La version imprimée crée des émotions que ne véhicule pas la version numérique. Il y a des milliers de lecteurs qui collectionnent précieusement chacune de nos éditions de Revolution et de notre magazine de l’élégance masculine The Rake. Notre qualité de papier et d’impression reste supérieure à celle de tous les magazines de cette famille de produits, dont la plupart sont éphémères et conçus pour être lus, puis jetés. Nous avons voulu que nos magazines soient aussi durables et intemporels que les montres mécaniques dont ils parlent. Nos annonceurs ont la maturité nécessaire pour comprendre et respecter cet engagement...
••• En basculant dans la sphère numérique, votre motivation secrète ne serait-elle pas, plutôt, de réduire au maximum les coûts de papier, d’impression et de routage ?

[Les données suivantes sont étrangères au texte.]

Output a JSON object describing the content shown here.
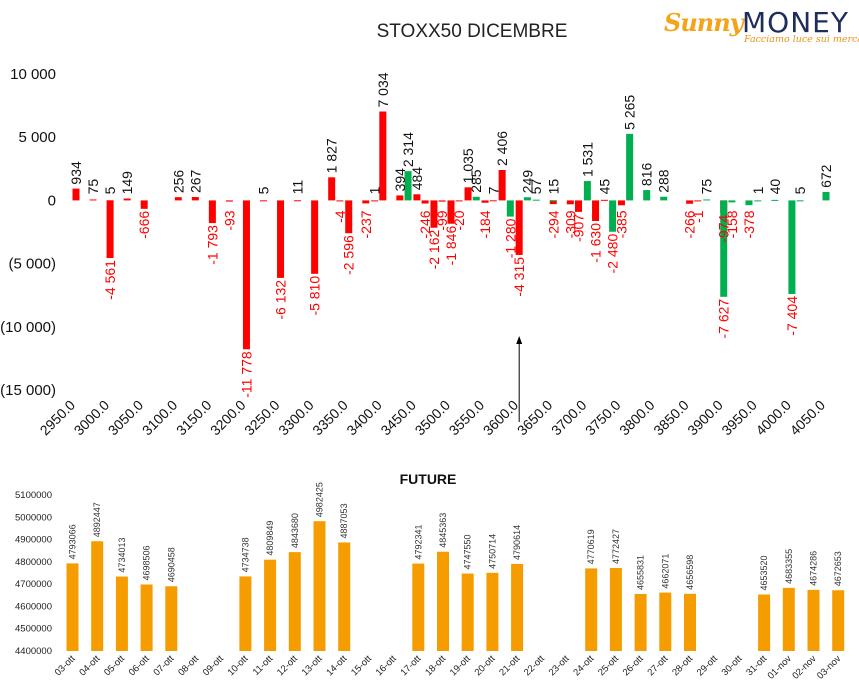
{
  "logo": {
    "brand_a": "Sunny",
    "brand_b": "MONEY",
    "tagline": "Facciamo luce sui mercati",
    "color_a": "#f3a41b",
    "color_b": "#1f2d5c"
  },
  "colors": {
    "negative": "#ff0000",
    "positive_red": "#ff0000",
    "green": "#00b050",
    "future": "#f59c00"
  },
  "chart_data": [
    {
      "type": "bar",
      "title": "STOXX50 DICEMBRE",
      "ylim": [
        -15000,
        10000
      ],
      "y_ticks": [
        {
          "v": 10000,
          "label": "10 000"
        },
        {
          "v": 5000,
          "label": "5 000"
        },
        {
          "v": 0,
          "label": "0"
        },
        {
          "v": -5000,
          "label": "(5 000)"
        },
        {
          "v": -10000,
          "label": "(10 000)"
        },
        {
          "v": -15000,
          "label": "(15 000)"
        }
      ],
      "x_ticks": [
        "2950.0",
        "3000.0",
        "3050.0",
        "3100.0",
        "3150.0",
        "3200.0",
        "3250.0",
        "3300.0",
        "3350.0",
        "3400.0",
        "3450.0",
        "3500.0",
        "3550.0",
        "3600.0",
        "3650.0",
        "3700.0",
        "3750.0",
        "3800.0",
        "3850.0",
        "3900.0",
        "3950.0",
        "4000.0",
        "4050.0"
      ],
      "annotation": {
        "type": "arrow",
        "x": 3600
      },
      "series": [
        {
          "color": "red",
          "points": [
            {
              "x": 2950,
              "y": 934,
              "label": "934"
            },
            {
              "x": 2975,
              "y": 75,
              "label": "75"
            },
            {
              "x": 3000,
              "y": 5,
              "label": "5"
            },
            {
              "x": 3000,
              "y": -4561,
              "label": "-4 561"
            },
            {
              "x": 3025,
              "y": 149,
              "label": "149"
            },
            {
              "x": 3050,
              "y": -666,
              "label": "-666"
            },
            {
              "x": 3100,
              "y": 256,
              "label": "256"
            },
            {
              "x": 3125,
              "y": 267,
              "label": "267"
            },
            {
              "x": 3150,
              "y": -1793,
              "label": "-1 793"
            },
            {
              "x": 3175,
              "y": -93,
              "label": "-93"
            },
            {
              "x": 3200,
              "y": -11778,
              "label": "-11 778"
            },
            {
              "x": 3225,
              "y": 5,
              "label": "5"
            },
            {
              "x": 3250,
              "y": -6132,
              "label": "-6 132"
            },
            {
              "x": 3275,
              "y": 11,
              "label": "11"
            },
            {
              "x": 3300,
              "y": -5810,
              "label": "-5 810"
            },
            {
              "x": 3325,
              "y": 1827,
              "label": "1 827"
            },
            {
              "x": 3337,
              "y": -4,
              "label": "-4"
            },
            {
              "x": 3350,
              "y": -2596,
              "label": "-2 596"
            },
            {
              "x": 3375,
              "y": -237,
              "label": "-237"
            },
            {
              "x": 3388,
              "y": 1,
              "label": "1"
            },
            {
              "x": 3400,
              "y": 7034,
              "label": "7 034"
            },
            {
              "x": 3425,
              "y": 394,
              "label": "394"
            },
            {
              "x": 3450,
              "y": 484,
              "label": "484"
            },
            {
              "x": 3462,
              "y": -246,
              "label": "-246"
            },
            {
              "x": 3475,
              "y": -2162,
              "label": "-2 162"
            },
            {
              "x": 3487,
              "y": -99,
              "label": "-99"
            },
            {
              "x": 3500,
              "y": -1846,
              "label": "-1 846"
            },
            {
              "x": 3512,
              "y": -20,
              "label": "-20"
            },
            {
              "x": 3525,
              "y": 1035,
              "label": "1 035"
            },
            {
              "x": 3550,
              "y": -184,
              "label": "-184"
            },
            {
              "x": 3562,
              "y": 7,
              "label": "7"
            },
            {
              "x": 3575,
              "y": 2406,
              "label": "2 406"
            },
            {
              "x": 3600,
              "y": -4315,
              "label": "-4 315"
            },
            {
              "x": 3650,
              "y": -294,
              "label": "-294"
            },
            {
              "x": 3675,
              "y": -309,
              "label": "-309"
            },
            {
              "x": 3687,
              "y": -907,
              "label": "-907"
            },
            {
              "x": 3712,
              "y": -1630,
              "label": "-1 630"
            },
            {
              "x": 3725,
              "y": 45,
              "label": "45"
            },
            {
              "x": 3750,
              "y": -385,
              "label": "-385"
            },
            {
              "x": 3850,
              "y": -266,
              "label": "-266"
            },
            {
              "x": 3862,
              "y": -1,
              "label": "-1"
            },
            {
              "x": 3900,
              "y": -974,
              "label": "-974"
            }
          ]
        },
        {
          "color": "green",
          "points": [
            {
              "x": 3437,
              "y": 2314,
              "label": "2 314"
            },
            {
              "x": 3537,
              "y": 285,
              "label": "285"
            },
            {
              "x": 3587,
              "y": -1280,
              "label": "-1 280"
            },
            {
              "x": 3612,
              "y": 249,
              "label": "249"
            },
            {
              "x": 3625,
              "y": 57,
              "label": "57"
            },
            {
              "x": 3650,
              "y": 15,
              "label": "15"
            },
            {
              "x": 3700,
              "y": 1531,
              "label": "1 531"
            },
            {
              "x": 3737,
              "y": -2480,
              "label": "-2 480"
            },
            {
              "x": 3762,
              "y": 5265,
              "label": "5 265"
            },
            {
              "x": 3787,
              "y": 816,
              "label": "816"
            },
            {
              "x": 3812,
              "y": 288,
              "label": "288"
            },
            {
              "x": 3875,
              "y": 75,
              "label": "75"
            },
            {
              "x": 3900,
              "y": -7627,
              "label": "-7 627"
            },
            {
              "x": 3912,
              "y": -158,
              "label": "-158"
            },
            {
              "x": 3937,
              "y": -378,
              "label": "-378"
            },
            {
              "x": 3950,
              "y": 1,
              "label": "1"
            },
            {
              "x": 3975,
              "y": 40,
              "label": "40"
            },
            {
              "x": 4000,
              "y": -7404,
              "label": "-7 404"
            },
            {
              "x": 4012,
              "y": 5,
              "label": "5"
            },
            {
              "x": 4050,
              "y": 672,
              "label": "672"
            }
          ]
        }
      ]
    },
    {
      "type": "bar",
      "title": "FUTURE",
      "ylim": [
        4400000,
        5100000
      ],
      "y_ticks": [
        {
          "v": 5100000,
          "label": "5100000"
        },
        {
          "v": 5000000,
          "label": "5000000"
        },
        {
          "v": 4900000,
          "label": "4900000"
        },
        {
          "v": 4800000,
          "label": "4800000"
        },
        {
          "v": 4700000,
          "label": "4700000"
        },
        {
          "v": 4600000,
          "label": "4600000"
        },
        {
          "v": 4500000,
          "label": "4500000"
        },
        {
          "v": 4400000,
          "label": "4400000"
        }
      ],
      "categories": [
        "03-ott",
        "04-ott",
        "05-ott",
        "06-ott",
        "07-ott",
        "08-ott",
        "09-ott",
        "10-ott",
        "11-ott",
        "12-ott",
        "13-ott",
        "14-ott",
        "15-ott",
        "16-ott",
        "17-ott",
        "18-ott",
        "19-ott",
        "20-ott",
        "21-ott",
        "22-ott",
        "23-ott",
        "24-ott",
        "25-ott",
        "26-ott",
        "27-ott",
        "28-ott",
        "29-ott",
        "30-ott",
        "31-ott",
        "01-nov",
        "02-nov",
        "03-nov"
      ],
      "values": [
        4793066,
        4892447,
        4734013,
        4698506,
        4690458,
        null,
        null,
        4734738,
        4809849,
        4843680,
        4982425,
        4887053,
        null,
        null,
        4792341,
        4845363,
        4747550,
        4750714,
        4790614,
        null,
        null,
        4770619,
        4772427,
        4655831,
        4662071,
        4656598,
        null,
        null,
        4653520,
        4683355,
        4674286,
        4672653
      ]
    }
  ]
}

••• Wei Koh (Revolution Press) : Ce n’est pas le cas, puisque nous allons continuer à investir et à innover dans nos éditions imprimées. Si vus prenez la peine de lire nos plus récentes livraisons, vous allez découvrir que nous avons dépensé plus que nous ne l’avions jamais fait sur la qualité. À titre personnel, nous aimons la presse magazine papier, qui sait maintenir un niveau de plaisirs émotionnels qu’il est vain de rechercher dans une version électronique, mais il y a un potentiel interactif que la tablette permet au-delà de tout ce dont on peut rêver avec un magazine papier ! Notre ambition est de maîtriser les deux supports...
••• À quand l’immersion totale dans une vraie expérience numérique avec Digital Revolution, et avec quels contenus innovants ?

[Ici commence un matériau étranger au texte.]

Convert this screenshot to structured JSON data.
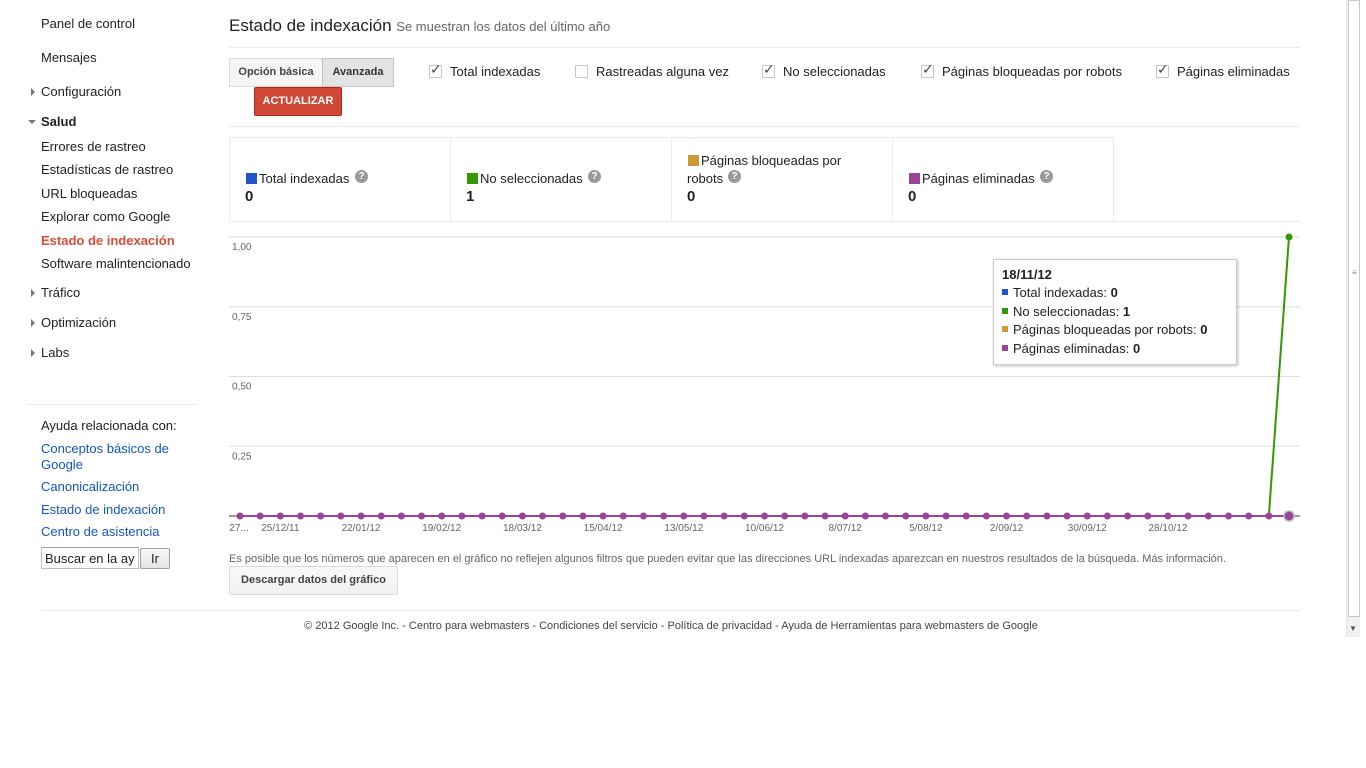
{
  "sidebar": {
    "items": [
      {
        "label": "Panel de control"
      },
      {
        "label": "Mensajes"
      },
      {
        "label": "Configuración"
      },
      {
        "label": "Salud"
      },
      {
        "label": "Errores de rastreo"
      },
      {
        "label": "Estadísticas de rastreo"
      },
      {
        "label": "URL bloqueadas"
      },
      {
        "label": "Explorar como Google"
      },
      {
        "label": "Estado de indexación"
      },
      {
        "label": "Software malintencionado"
      },
      {
        "label": "Tráfico"
      },
      {
        "label": "Optimización"
      },
      {
        "label": "Labs"
      }
    ],
    "help": {
      "title": "Ayuda relacionada con:",
      "links": [
        "Conceptos básicos de Google",
        "Canonicalización",
        "Estado de indexación",
        "Centro de asistencia"
      ],
      "search_value": "Buscar en la ayuda",
      "go_label": "Ir"
    }
  },
  "header": {
    "title": "Estado de indexación",
    "subtitle": "Se muestran los datos del último año"
  },
  "toolbar": {
    "basic_label": "Opción básica",
    "advanced_label": "Avanzada",
    "update_label": "ACTUALIZAR",
    "checkboxes": [
      {
        "label": "Total indexadas",
        "checked": true
      },
      {
        "label": "Rastreadas alguna vez",
        "checked": false
      },
      {
        "label": "No seleccionadas",
        "checked": true
      },
      {
        "label": "Páginas bloqueadas por robots",
        "checked": true
      },
      {
        "label": "Páginas eliminadas",
        "checked": true
      }
    ],
    "check_glyph": "✓"
  },
  "stats": [
    {
      "name": "Total indexadas",
      "value": "0",
      "color": "#2255cc"
    },
    {
      "name": "No seleccionadas",
      "value": "1",
      "color": "#339900"
    },
    {
      "name": "Páginas bloqueadas por robots",
      "value": "0",
      "color": "#cc9933"
    },
    {
      "name": "Páginas eliminadas",
      "value": "0",
      "color": "#994499"
    }
  ],
  "help_glyph": "?",
  "chart_data": {
    "type": "line",
    "ylim": [
      0,
      1
    ],
    "yticks": [
      "1,00",
      "0,75",
      "0,50",
      "0,25"
    ],
    "xtick_labels": [
      "27...",
      "25/12/11",
      "22/01/12",
      "19/02/12",
      "18/03/12",
      "15/04/12",
      "13/05/12",
      "10/06/12",
      "8/07/12",
      "5/08/12",
      "2/09/12",
      "30/09/12",
      "28/10/12"
    ],
    "point_count": 53,
    "series": [
      {
        "name": "Total indexadas",
        "color": "#2255cc",
        "values": "all 0"
      },
      {
        "name": "No seleccionadas",
        "color": "#339900",
        "values": "0 for first 52 weeks, 1 on 18/11/12"
      },
      {
        "name": "Páginas bloqueadas por robots",
        "color": "#cc9933",
        "values": "all 0"
      },
      {
        "name": "Páginas eliminadas",
        "color": "#994499",
        "values": "all 0"
      }
    ]
  },
  "tooltip": {
    "date": "18/11/12",
    "rows": [
      {
        "label": "Total indexadas:",
        "value": "0",
        "color": "#2255cc"
      },
      {
        "label": "No seleccionadas:",
        "value": "1",
        "color": "#339900"
      },
      {
        "label": "Páginas bloqueadas por robots:",
        "value": "0",
        "color": "#cc9933"
      },
      {
        "label": "Páginas eliminadas:",
        "value": "0",
        "color": "#994499"
      }
    ]
  },
  "disclaimer": {
    "text": "Es posible que los números que aparecen en el gráfico no reflejen algunos filtros que pueden evitar que las direcciones URL indexadas aparezcan en nuestros resultados de la búsqueda.",
    "more": "Más información."
  },
  "download_label": "Descargar datos del gráfico",
  "footer": "© 2012 Google Inc. - Centro para webmasters - Condiciones del servicio - Política de privacidad - Ayuda de Herramientas para webmasters de Google",
  "scrollbar": {
    "down_glyph": "▼",
    "grip_glyph": "≡"
  }
}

••• Wei Koh (Revolution Press) : Pour l’instant, on ne peut télécharger que les n° 27 et n° 28 de notre édition Revolution Asie, avec juste quelques clics pour accéder à des vidéos embarquées. C’est juste un avant-goût de ce qui arrive, pas encore vraiment une version pleinement numérique et il n’y a pas de publicité à l’intérieur. En mars, avec le meilleur du SIHH, vous aurez droit à la première édition numérique vraiment digne de ce nom, et le titre sera « Revolution Digital Volume 1 ». Autant vous dire que les annonceurs ont parfaitement et massivement bien réagi à cette édition, qui sera pleine de vidéos et d’animations interactives, qu’on pourra retrouver sur la chaîne « Revodigital » (YouTube), avec des renvois qui permettront de ne pas alourdir la taille physique de l’édition numérique (ce qui risquerait de ralentir le téléchargement). Cette édition du mois de mars de « Revolution Digital Volume 1 » sera disponible sur Zinio, toujours en téléchargement gratuit, dès le mois de mars 2012...
2)
••• LE LANCEMENT DE « DIGITAL REVOLUTION » PEUT-IL
PORTER UN COUP MORTEL AUX MAGAZINES HORLOGERS TRADITIONNELS ?
Coup mortel sans doute pas, mais il peut leur donner un sacré coup de vieux, sachant que, de toute façon, les annonceurs n’auront pas les moyens de suivre en parallèle la presse numérique et la presse imprimée ! Il y aura donc, de la part des annonceurs, une sélection sévère dans les plans médias, avec, comme toujours, une prime aux leaders, qu’ils soient print ou numériques : c’est peut-être pour prendre position et verrouiller son territoire que Revolution a choisi de lancer dès janvier une application sans innovation majeure, mais qui a le mérite de constituer une tête de pont sur un champ de bataille que tout annonce hyper-stratégique...
••• ON NE VA PAS REFAIRE ICI LE MATCH qui oppose le papier à l’écran, mais on peut se contenter de lister quelques éléments-clés du dossier face à la proposition de cette application lancée par Revolution :
• Ce n’est pas une révolution rédactionnelle Business Montres du 4 janvier, info n° 4), même si le confort de lecture sur tablette est infiniment supérieur à la manipulation de l’épais magazine papier. Les contenus sont les mêmes, les images également (à peu de choses près), de même que la maquette...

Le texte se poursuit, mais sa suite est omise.